Chamber of Commerce boss Anna Mickell says a “raft of complex legislation” is partly to blame for Queenstown’s clapped-out electricity infrastructure.
She’s “shocked” by the scale of power price hikes expected to result from a $55 million, three-year upgrade programme proposed by Aurora Energy for the resort.
But the alternative – a less resilient power supply in a fast-growing town – is not acceptable.
Mickell, who’s represented resort businesses on an Aurora advisory panel for the past four months, says power companies have to comply with complex laws aimed at protecting consumers, including against price shocks.
That legislation has contributed to “under-investment” in infrastructure.
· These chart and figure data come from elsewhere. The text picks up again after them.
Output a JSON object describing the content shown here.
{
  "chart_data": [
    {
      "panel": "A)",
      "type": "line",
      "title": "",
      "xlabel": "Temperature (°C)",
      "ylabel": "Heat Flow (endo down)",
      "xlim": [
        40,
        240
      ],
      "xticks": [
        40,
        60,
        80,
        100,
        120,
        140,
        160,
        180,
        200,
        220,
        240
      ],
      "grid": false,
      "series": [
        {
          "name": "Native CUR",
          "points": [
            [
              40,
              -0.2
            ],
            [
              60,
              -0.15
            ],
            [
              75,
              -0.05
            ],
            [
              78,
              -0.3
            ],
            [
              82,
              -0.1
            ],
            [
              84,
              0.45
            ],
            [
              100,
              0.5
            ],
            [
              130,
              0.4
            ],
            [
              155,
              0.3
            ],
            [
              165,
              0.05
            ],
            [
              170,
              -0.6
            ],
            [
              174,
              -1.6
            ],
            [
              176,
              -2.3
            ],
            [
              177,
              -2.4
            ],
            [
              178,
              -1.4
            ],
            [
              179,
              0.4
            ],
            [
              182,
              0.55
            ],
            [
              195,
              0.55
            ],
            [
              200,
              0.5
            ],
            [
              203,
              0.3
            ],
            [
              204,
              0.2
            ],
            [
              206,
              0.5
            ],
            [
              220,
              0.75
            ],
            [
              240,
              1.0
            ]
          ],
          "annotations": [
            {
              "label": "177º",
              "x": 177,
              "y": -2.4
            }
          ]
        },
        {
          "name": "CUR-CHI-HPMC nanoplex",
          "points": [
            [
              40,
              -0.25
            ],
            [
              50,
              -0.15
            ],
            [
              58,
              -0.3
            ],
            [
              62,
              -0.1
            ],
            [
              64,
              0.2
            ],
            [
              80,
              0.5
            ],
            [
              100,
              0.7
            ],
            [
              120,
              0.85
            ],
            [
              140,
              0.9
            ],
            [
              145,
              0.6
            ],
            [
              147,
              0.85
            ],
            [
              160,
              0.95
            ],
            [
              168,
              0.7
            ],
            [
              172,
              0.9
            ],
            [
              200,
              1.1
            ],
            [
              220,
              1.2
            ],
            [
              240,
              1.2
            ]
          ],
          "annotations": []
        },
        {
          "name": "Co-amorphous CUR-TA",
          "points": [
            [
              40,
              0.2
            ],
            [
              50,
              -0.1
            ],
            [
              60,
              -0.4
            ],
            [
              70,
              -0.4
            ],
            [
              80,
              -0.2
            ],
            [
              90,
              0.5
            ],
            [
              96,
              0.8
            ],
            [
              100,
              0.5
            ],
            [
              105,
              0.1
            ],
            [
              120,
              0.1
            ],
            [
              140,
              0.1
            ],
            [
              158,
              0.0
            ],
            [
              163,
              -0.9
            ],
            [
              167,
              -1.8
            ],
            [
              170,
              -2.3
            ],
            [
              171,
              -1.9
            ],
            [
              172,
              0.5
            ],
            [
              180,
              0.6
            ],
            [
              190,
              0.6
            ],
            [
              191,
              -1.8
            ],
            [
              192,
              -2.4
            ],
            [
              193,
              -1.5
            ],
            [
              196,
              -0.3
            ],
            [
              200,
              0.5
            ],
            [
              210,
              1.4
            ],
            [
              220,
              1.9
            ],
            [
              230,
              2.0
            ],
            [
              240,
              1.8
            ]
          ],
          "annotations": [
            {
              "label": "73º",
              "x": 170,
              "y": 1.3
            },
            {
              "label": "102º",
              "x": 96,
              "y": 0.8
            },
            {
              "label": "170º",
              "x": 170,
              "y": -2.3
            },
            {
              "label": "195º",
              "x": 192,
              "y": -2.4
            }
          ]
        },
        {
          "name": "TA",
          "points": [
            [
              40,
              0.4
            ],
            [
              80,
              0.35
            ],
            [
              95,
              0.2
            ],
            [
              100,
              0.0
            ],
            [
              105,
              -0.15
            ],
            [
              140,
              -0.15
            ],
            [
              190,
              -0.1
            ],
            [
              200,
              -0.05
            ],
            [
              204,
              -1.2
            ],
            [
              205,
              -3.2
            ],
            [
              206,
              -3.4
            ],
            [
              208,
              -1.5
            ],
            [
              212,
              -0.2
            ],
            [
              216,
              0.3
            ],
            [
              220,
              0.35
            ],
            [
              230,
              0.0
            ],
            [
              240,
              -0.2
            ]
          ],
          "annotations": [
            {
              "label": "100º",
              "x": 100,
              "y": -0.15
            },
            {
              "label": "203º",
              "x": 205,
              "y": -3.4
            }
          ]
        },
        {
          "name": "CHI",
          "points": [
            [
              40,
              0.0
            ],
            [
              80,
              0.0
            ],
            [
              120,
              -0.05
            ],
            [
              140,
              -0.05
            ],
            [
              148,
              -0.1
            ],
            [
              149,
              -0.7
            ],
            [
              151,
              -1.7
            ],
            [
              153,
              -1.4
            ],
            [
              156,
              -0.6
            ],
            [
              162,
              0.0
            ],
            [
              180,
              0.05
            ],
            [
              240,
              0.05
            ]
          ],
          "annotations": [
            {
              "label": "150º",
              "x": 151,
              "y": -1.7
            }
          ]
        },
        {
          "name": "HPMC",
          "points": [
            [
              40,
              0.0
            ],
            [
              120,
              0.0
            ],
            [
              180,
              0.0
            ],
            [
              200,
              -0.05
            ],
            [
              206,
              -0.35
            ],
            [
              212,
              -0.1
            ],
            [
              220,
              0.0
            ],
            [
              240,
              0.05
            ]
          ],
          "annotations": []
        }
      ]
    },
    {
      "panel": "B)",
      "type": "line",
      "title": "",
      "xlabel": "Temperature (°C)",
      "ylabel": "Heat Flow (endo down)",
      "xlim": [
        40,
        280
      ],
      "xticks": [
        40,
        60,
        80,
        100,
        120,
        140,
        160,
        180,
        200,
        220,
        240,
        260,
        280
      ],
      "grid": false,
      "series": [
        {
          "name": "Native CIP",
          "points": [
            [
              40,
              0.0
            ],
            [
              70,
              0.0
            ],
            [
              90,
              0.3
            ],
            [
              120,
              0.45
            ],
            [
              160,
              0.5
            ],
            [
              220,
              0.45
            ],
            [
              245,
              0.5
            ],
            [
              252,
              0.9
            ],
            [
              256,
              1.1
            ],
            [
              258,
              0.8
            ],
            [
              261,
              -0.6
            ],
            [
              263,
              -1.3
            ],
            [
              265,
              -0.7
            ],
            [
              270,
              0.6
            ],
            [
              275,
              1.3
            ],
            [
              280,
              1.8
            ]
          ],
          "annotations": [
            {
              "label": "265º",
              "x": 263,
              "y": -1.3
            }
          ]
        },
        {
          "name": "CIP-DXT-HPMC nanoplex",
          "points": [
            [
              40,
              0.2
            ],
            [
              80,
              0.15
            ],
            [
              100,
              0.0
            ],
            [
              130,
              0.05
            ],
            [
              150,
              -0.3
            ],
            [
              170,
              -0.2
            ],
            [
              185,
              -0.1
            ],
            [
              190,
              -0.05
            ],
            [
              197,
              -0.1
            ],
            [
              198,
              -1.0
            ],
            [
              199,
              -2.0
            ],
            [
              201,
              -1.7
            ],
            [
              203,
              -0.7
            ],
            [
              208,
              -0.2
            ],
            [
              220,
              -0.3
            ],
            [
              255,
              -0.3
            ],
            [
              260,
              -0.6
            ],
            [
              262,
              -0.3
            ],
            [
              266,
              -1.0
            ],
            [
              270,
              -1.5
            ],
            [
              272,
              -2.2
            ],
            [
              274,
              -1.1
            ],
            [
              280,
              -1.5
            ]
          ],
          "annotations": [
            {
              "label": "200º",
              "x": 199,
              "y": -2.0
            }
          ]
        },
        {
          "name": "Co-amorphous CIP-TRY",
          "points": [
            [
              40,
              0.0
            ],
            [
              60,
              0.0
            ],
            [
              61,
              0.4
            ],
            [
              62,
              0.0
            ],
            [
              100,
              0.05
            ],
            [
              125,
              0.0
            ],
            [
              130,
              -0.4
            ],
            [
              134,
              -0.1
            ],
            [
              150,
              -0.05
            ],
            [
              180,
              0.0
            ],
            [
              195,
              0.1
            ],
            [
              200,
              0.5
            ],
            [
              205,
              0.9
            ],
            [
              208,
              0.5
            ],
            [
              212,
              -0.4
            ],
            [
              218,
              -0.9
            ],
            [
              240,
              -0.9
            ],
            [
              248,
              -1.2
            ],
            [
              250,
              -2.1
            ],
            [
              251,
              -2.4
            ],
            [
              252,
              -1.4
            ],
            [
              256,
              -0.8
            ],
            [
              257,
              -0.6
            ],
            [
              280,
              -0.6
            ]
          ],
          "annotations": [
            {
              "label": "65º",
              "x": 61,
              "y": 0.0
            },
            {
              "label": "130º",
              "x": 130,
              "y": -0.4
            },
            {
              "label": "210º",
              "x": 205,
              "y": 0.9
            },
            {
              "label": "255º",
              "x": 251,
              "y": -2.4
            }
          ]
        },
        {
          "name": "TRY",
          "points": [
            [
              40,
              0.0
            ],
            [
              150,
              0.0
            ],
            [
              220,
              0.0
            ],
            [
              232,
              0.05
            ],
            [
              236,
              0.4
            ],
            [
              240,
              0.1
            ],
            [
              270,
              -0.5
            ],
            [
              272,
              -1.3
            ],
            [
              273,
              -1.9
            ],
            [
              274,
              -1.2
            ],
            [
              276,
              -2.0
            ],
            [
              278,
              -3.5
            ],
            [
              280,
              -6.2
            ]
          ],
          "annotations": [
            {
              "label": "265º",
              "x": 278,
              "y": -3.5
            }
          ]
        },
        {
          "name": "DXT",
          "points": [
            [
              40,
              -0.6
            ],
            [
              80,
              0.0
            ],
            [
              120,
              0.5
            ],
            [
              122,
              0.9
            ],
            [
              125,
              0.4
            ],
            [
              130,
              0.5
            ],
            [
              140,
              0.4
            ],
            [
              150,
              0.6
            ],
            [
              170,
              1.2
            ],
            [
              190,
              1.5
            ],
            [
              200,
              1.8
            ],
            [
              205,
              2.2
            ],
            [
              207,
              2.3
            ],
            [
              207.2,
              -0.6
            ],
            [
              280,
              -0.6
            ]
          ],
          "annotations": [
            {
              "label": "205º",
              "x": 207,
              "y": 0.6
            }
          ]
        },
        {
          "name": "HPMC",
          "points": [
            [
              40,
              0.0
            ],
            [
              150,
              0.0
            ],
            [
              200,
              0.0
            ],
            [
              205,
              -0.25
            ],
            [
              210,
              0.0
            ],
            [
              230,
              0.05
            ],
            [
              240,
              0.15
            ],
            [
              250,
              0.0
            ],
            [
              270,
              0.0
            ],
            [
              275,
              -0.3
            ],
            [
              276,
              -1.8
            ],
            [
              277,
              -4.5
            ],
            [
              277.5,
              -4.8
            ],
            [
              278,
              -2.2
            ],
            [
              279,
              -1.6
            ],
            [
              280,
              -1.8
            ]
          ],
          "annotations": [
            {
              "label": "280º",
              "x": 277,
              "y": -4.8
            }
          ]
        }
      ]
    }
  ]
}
The Commerce Commission limits the amount Aurora Energy can invest in its assets, and the amount of revenue it earns per year.
“A significant investment in assets by Aurora’s owners would’ve broken the legislated cost cap, and the company would have been penalised,” she says.
Aurora announced on Tuesday it’s proposing a $400 million, three-year programme to upgrade its rundown infrastructure in Dunedin, Queenstown, Central Otago and Wanaka.
It’ll pay for the work by drastically increasing line charges, which will inevitably prompt power retailers to hike their prices.
If Aurora gets the go-ahead from the commission, monthly lines charges in the resort will rise from $45 in 2021 to $79 in 2024.
It estimates the monthly power bill for the average Queenstown household will rise 16 per cent from $219 to $253.
The chamber chief’s take on Aurora’s proposal is at odds with the resort’s mayor.
Jim Boult says his council will likely make a submission to the Commerce Commission “strongly opposing” the increases.
He’s blaming the potential price hikes on Aurora paying “highly-inflated” dividends to its owner, Dunedin’s council, in recent years.
It should’ve spent that money on better maintenance and upgrades to its infrastructure, he says.
Boult even suggests Dunedin’s council should dip into its own pockets to alleviate the impact on consumers throughout the region.